ショッピングの新興チャネルとタッチポイントのますます細分化された世界をナビゲート
オムニチャネルリテールからコンバージェンスコマースへ
この10年間で、小売チャネルと消費者との接点はともに急増しました。しかし同時に、デジタル環境とフィジカル環境が融合しつつあります。例えば、店頭でQRコードのようなデジタル技術を使って価格や商品情報を確認している場合があります。
タッチポイントも収束しつつあり、これまで消費者の認知や教育のために使われていたものが、ショッピングのための購買チャネルになってきています。例えば、ソーシャルメディアの「今すぐ購入」ボタンは、見て買うを実現していて、ワンクリックで購入することができます。これは、多くの場合、購入前の「ショッパージャーニー」自体が存在しないことを意味し、伝統的なショッパージャーニーの「計画、検索、評価」の段階が大幅に縮小されています。
単純にオンラインで、とか、オフラインで、という意味での「チャネル思考」は冗長になりました。タッチポイント間でシームレスな顧客体験を提供するというオムニチャネルのコンセプトは、今もなお適用されていますが、それはチャネル、環境、タッチポイントが同時に収束したり、断片化したりする状況の中でのことです。言ってみれば、コンバージェンスコマースです。
チャネルとタッチポイントの融合は、一方ではスピードと利便性を提供し、他方では発見をもたらすものもあります。大規模かつ急速に成長している新しいコマースチャネルには、ソーシャルコマース、ライブストリームコマース、D2C(Direct to Consumer)、ボイスコマース、Qコマース(オンデマンド配信)などがあります。
それは何を意味するのか、そしてその次は?
このような新しい消費者動向に対応するためには、営業とマーケティングの両方において、競合他社がすでに展開している市場チャネルの中で、利用可能なすべてのチャネルと、組織やブランドにとっての役割を評価し、「どこにいるべきか」「どこにいてはいけないか」を組織として明確にする必要があります。
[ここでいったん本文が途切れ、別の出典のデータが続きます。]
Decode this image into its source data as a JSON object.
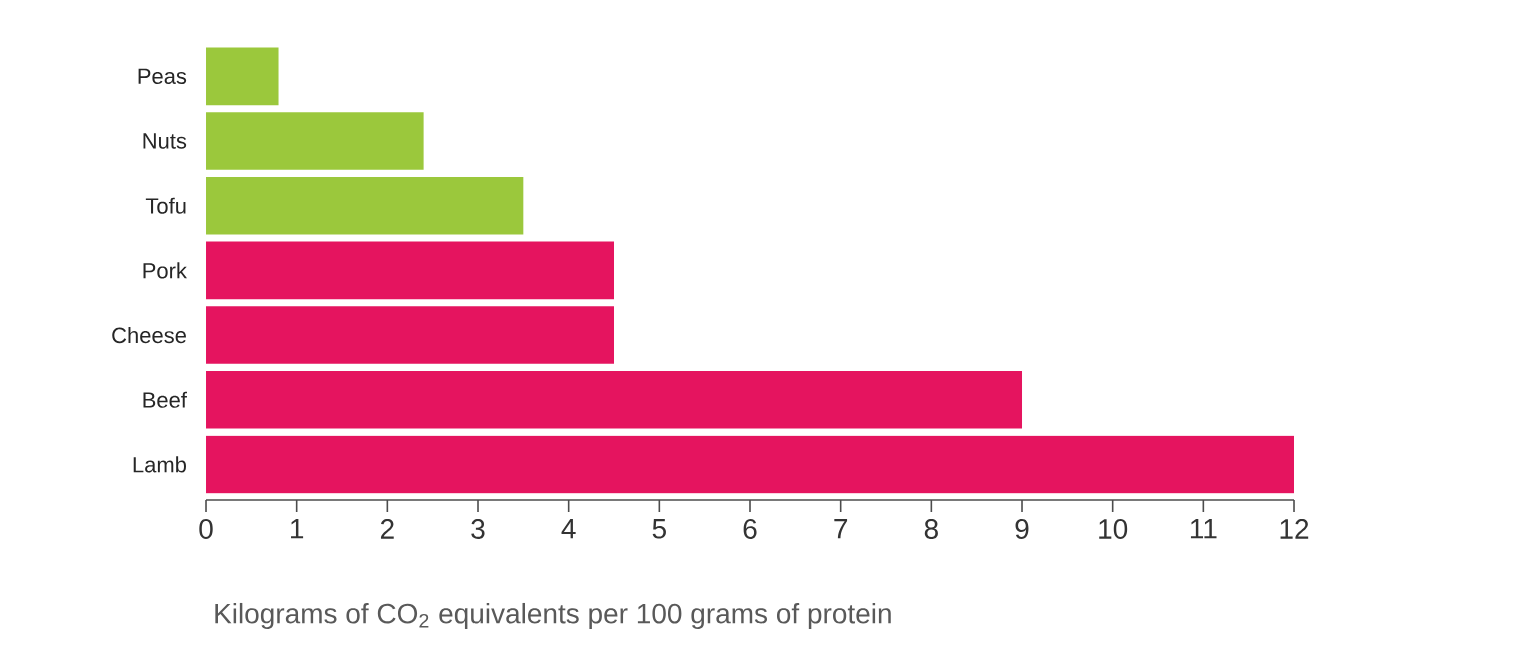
{
  "chart_data": {
    "type": "bar",
    "orientation": "horizontal",
    "categories": [
      "Peas",
      "Nuts",
      "Tofu",
      "Pork",
      "Cheese",
      "Beef",
      "Lamb"
    ],
    "values": [
      0.8,
      2.4,
      3.5,
      4.5,
      4.5,
      9,
      12
    ],
    "colors": [
      "#9bc83c",
      "#9bc83c",
      "#9bc83c",
      "#e5145f",
      "#e5145f",
      "#e5145f",
      "#e5145f"
    ],
    "xlim": [
      0,
      12
    ],
    "xticks": [
      0,
      1,
      2,
      3,
      4,
      5,
      6,
      7,
      8,
      9,
      10,
      11,
      12
    ],
    "xlabel": "Kilograms of CO$_{2}$ equivalents per 100 grams of protein"
  }
}
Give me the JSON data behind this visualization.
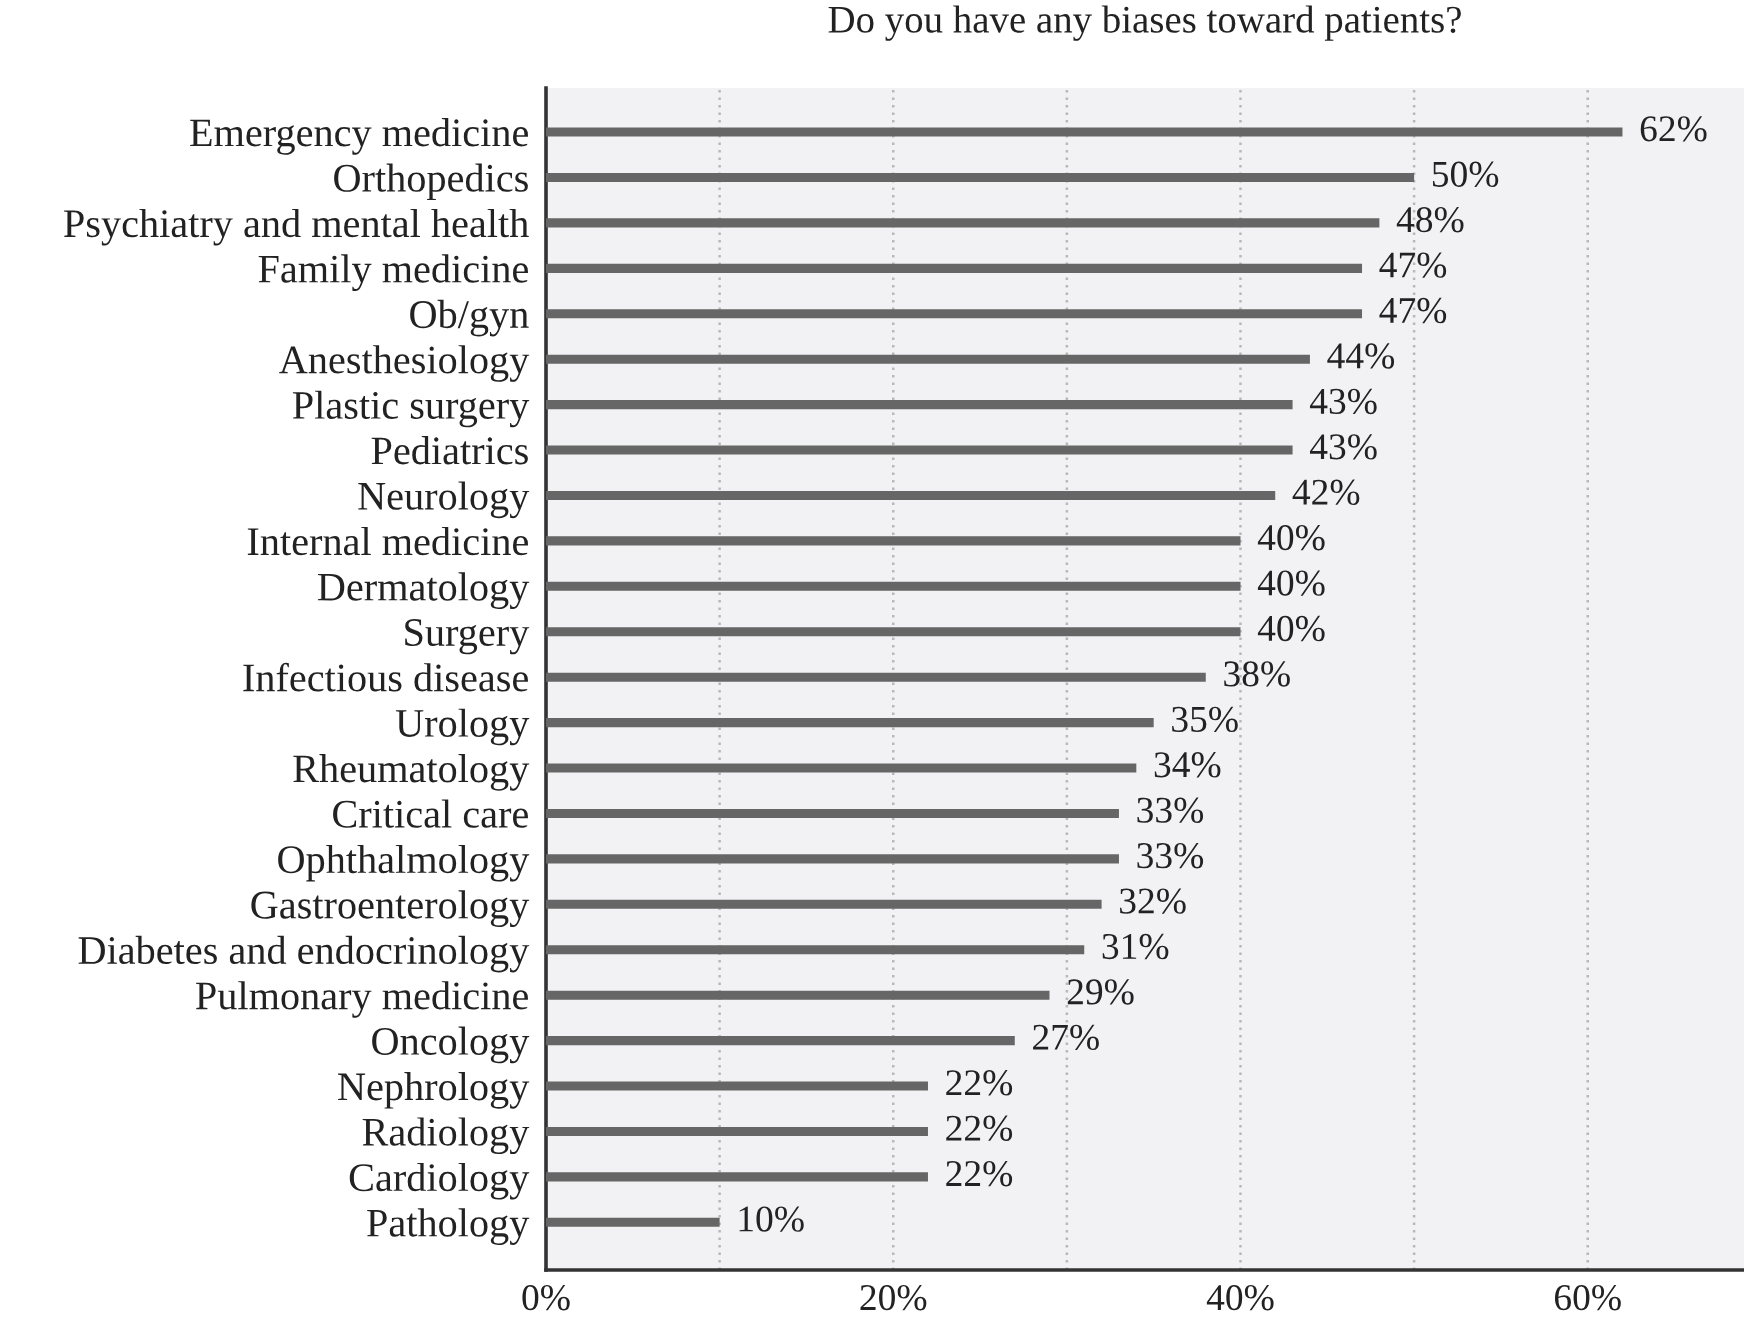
{
  "chart_data": {
    "type": "bar",
    "orientation": "horizontal",
    "title": "Do you have any biases toward patients?",
    "categories": [
      "Emergency medicine",
      "Orthopedics",
      "Psychiatry and mental health",
      "Family medicine",
      "Ob/gyn",
      "Anesthesiology",
      "Plastic surgery",
      "Pediatrics",
      "Neurology",
      "Internal medicine",
      "Dermatology",
      "Surgery",
      "Infectious disease",
      "Urology",
      "Rheumatology",
      "Critical care",
      "Ophthalmology",
      "Gastroenterology",
      "Diabetes and endocrinology",
      "Pulmonary medicine",
      "Oncology",
      "Nephrology",
      "Radiology",
      "Cardiology",
      "Pathology"
    ],
    "values": [
      62,
      50,
      48,
      47,
      47,
      44,
      43,
      43,
      42,
      40,
      40,
      40,
      38,
      35,
      34,
      33,
      33,
      32,
      31,
      29,
      27,
      22,
      22,
      22,
      10
    ],
    "value_labels": [
      "62%",
      "50%",
      "48%",
      "47%",
      "47%",
      "44%",
      "43%",
      "43%",
      "42%",
      "40%",
      "40%",
      "40%",
      "38%",
      "35%",
      "34%",
      "33%",
      "33%",
      "32%",
      "31%",
      "29%",
      "27%",
      "22%",
      "22%",
      "22%",
      "10%"
    ],
    "color": "#666666",
    "xlim": [
      0,
      69
    ],
    "xticks": [
      {
        "value": 0,
        "label": "0%"
      },
      {
        "value": 10,
        "label": null
      },
      {
        "value": 20,
        "label": "20%"
      },
      {
        "value": 30,
        "label": null
      },
      {
        "value": 40,
        "label": "40%"
      },
      {
        "value": 50,
        "label": null
      },
      {
        "value": 60,
        "label": "60%"
      }
    ],
    "grid": "x",
    "legend": false
  }
}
その核となるのは、多様なショッパージャーニーとタッチポイント、そしてそれぞれにおける期待を理解することであり、その結果、ペインポイントを特定し、ショッパーの問題を解決し、ショッパーのやるべきことに対処し付加価値を生み出すことができるのです。また、商品に関連したディスカバリーコマースチャネルという新しい世界で、ショッパーの意思決定の階層や、ブランドや小売業者の役割を理解することも重要です。
この課題に対応するために、ブランドや小売業者が何をすべきかについては、以下のようなものがあります。
- 購入後のステージ、タッチポイントへの期待、カテゴリーやチャネルごとの意思決定階層を含むショッパージャーニーの理解
- タッチポイントでの一貫した体験がどのようなものかを理解する
- 認知、検討、試用、コンバージョン、リピート購入、アドボカシーにおける各コマースチャネルとタッチポイントの役割を見極める
- ブランド体験の一環としてパッケージや配送の基準を考え、持続可能性などの消費者の期待にどのようにマッチさせるかを考える
- 商品パッケージをデジタル環境や販売に最適化し、配送に適したものにするための見直し
- 感覚的な側面や、ショールームや試着などの店舗での体験的な側面を、デジタル環境でどのように再現できるかを検討する。オンラインでの体験やタッチポイントがどのように実店舗での体験を向上させることができるか、またその逆も可能かを検討する
- チャネルやタッチポイント戦略に基づいたセールス&マーケティング投資の見直し
- セールス&マーケティングとサプライチェーン/需要予測の連携、特に見てすぐにワンクリックで買うことができる新興チャネルへの影響を見極める
- チャネルの価格戦略を見直し、調和させる
新しいコンバージェンスコマースの世界では、「遍在」することが求められます。課題は、それをどのように、どのような方法で実現するかです。